黛玉揉揉腦門,支稜著身子坐起來,伸出三根指頭:“老祖宗依我三件事,我就高高興興等著和二姐姐再做姐妹。”
“不嫌個羞,你就保著自己準能和他麼?”賈母心裡終於鬆了這口氣,也有興致逗起黛玉來。
“羞的又不是我,我林家女兒堂堂正正坐正席等著吃茶,他敢不應,一輩子沒個好!”
賈母哈哈大笑了起來,玉兒這張嘴要是想刁難個誰,還真是讓他難受好一陣。
“好好好,我老太婆為了榮國府賈家的後路,就答應我外孫女三件事。你且說來吧。”
黛玉伸出三根手指:“頭一件,玉兒要當先。委屈二姐姐幾年,這個次序亂不得。”
賈母點頭應允:“我答應了,該是主副有序。二一件呢?”
“說句讓老祖宗著惱的話,老祖宗為了賈家留後路,我也要給人家留後路。萬萬不能帶著一身的麻煩給他,於情不忍於理不合。”
賈母不動聲色等著黛玉說完。
黛玉起身給賈母行禮:“老祖宗真要是疼玉兒,就把那些人交給我吧。我等蘭哥兒長大了再還給他,這些年我先代領著可好?”
“為什麼不讓迎春或是賈琮他們姐弟領著呢?”
黛玉起身一笑:“弱幹強枝的事,怎麼會為?”
賈母不置可否:“最後一件事所求為何?”
“自今日起。”小黛玉深吸一口氣,咬緊了牙關說道:“自今日起,榮國府賈家與我林家,當個遠房親戚走動吧。我們林家白事來、紅事到,禮數上不虧。”

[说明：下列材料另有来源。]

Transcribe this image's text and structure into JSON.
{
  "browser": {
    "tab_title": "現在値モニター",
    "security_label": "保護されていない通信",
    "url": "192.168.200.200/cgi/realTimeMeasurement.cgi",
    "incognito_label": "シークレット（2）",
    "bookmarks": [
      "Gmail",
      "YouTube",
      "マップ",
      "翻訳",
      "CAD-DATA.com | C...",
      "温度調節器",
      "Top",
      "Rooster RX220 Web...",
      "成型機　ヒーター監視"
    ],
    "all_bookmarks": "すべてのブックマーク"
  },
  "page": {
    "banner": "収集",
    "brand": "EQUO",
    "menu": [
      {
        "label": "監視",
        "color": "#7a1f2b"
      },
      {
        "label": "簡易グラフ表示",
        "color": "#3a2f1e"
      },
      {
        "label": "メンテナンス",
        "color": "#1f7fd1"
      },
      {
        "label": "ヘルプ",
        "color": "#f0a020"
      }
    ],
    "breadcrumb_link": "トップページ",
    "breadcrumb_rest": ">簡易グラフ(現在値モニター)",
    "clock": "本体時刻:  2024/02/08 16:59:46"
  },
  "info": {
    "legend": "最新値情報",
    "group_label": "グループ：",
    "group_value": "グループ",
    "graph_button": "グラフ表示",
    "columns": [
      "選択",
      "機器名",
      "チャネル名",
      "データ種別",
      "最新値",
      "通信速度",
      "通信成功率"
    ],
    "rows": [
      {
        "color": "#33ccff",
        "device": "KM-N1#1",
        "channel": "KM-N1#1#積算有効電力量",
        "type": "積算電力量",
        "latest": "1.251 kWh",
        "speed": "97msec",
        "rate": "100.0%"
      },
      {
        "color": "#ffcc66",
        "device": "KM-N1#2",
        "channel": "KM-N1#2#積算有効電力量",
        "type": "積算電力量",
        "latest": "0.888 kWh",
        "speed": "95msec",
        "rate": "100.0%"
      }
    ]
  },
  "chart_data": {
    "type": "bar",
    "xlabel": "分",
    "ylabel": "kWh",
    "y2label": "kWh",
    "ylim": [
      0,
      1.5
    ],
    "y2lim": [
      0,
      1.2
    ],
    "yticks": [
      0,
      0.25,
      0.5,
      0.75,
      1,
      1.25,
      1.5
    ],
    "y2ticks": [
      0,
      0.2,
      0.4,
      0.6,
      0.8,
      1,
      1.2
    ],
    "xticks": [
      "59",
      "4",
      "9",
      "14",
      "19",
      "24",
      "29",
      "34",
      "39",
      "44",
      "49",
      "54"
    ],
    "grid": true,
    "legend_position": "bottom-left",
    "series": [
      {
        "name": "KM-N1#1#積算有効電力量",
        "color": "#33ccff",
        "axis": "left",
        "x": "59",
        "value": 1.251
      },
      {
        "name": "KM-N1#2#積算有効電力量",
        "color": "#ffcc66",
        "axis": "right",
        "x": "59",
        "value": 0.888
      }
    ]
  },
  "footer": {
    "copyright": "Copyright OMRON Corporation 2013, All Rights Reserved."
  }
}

賈母悚然一驚,嬌嬌弱弱的一個小姑娘,好一副剛硬的心腸。
這是要絕了她們倆的祖孫之情呀!
黛玉悽然說道:“玉兒終歸是個不祥之人,剋死父母兄弟不說,再不能害他。老祖宗您曉得貴府為的是何事,他就不曉得麼?後宮爭位,與他何干!成了,他是個裙帶倖進之輩;不成,他是個替罪的羔羊。
左躲右閃還來不及,再給貴府暗修棧道,朝堂有識之士嘴裡誇著他,心裡也恨著他。玉兒不能為了一己之私,再害他一世!老祖宗,捨得,捨得;有舍才有得!您舍了二姐姐分量不夠,再舍了我這個外孫女,才能給賈家留下後路。
外孫女不孝,自此不能常承歡在您的膝下,只有在佛前為您祈福長壽了。”
賈母一陣的神情恍惚,六七年前那個走一步都怕錯的小姑娘,怯生生的眼神望著自己這個外祖母的情形湧上心頭。
真不知自己這手棋,到底是對還是錯。
對錯與是非,終究還是要有一個規矩。都按著自己心意行事覺著才是對的,那天下還能有活人麼。
李修揹著雙手看向甄家寶玉,混不管自己身後三家的兵卒又推搡在了一起,嘆著氣對甄寶玉說道:“原本是萍水相逢,成不得朋友,也沒必要做個對手。甄兄,何苦算計在下呢。”
“我不能跟你走!”甄寶玉滿面的猙獰,想要來個寧死不從。
李修抬首看天,朗聲說道:“學生李修,奉皇命查探甄賈寶玉一事。畢統領,撤了龍禁衛,讓他們過來。看著他們帶走這位甄家寶玉。”
畢星大喊:“那怎麼行?你身負皇命不可違,放跑了甄寶玉,你拿什麼給皇上。”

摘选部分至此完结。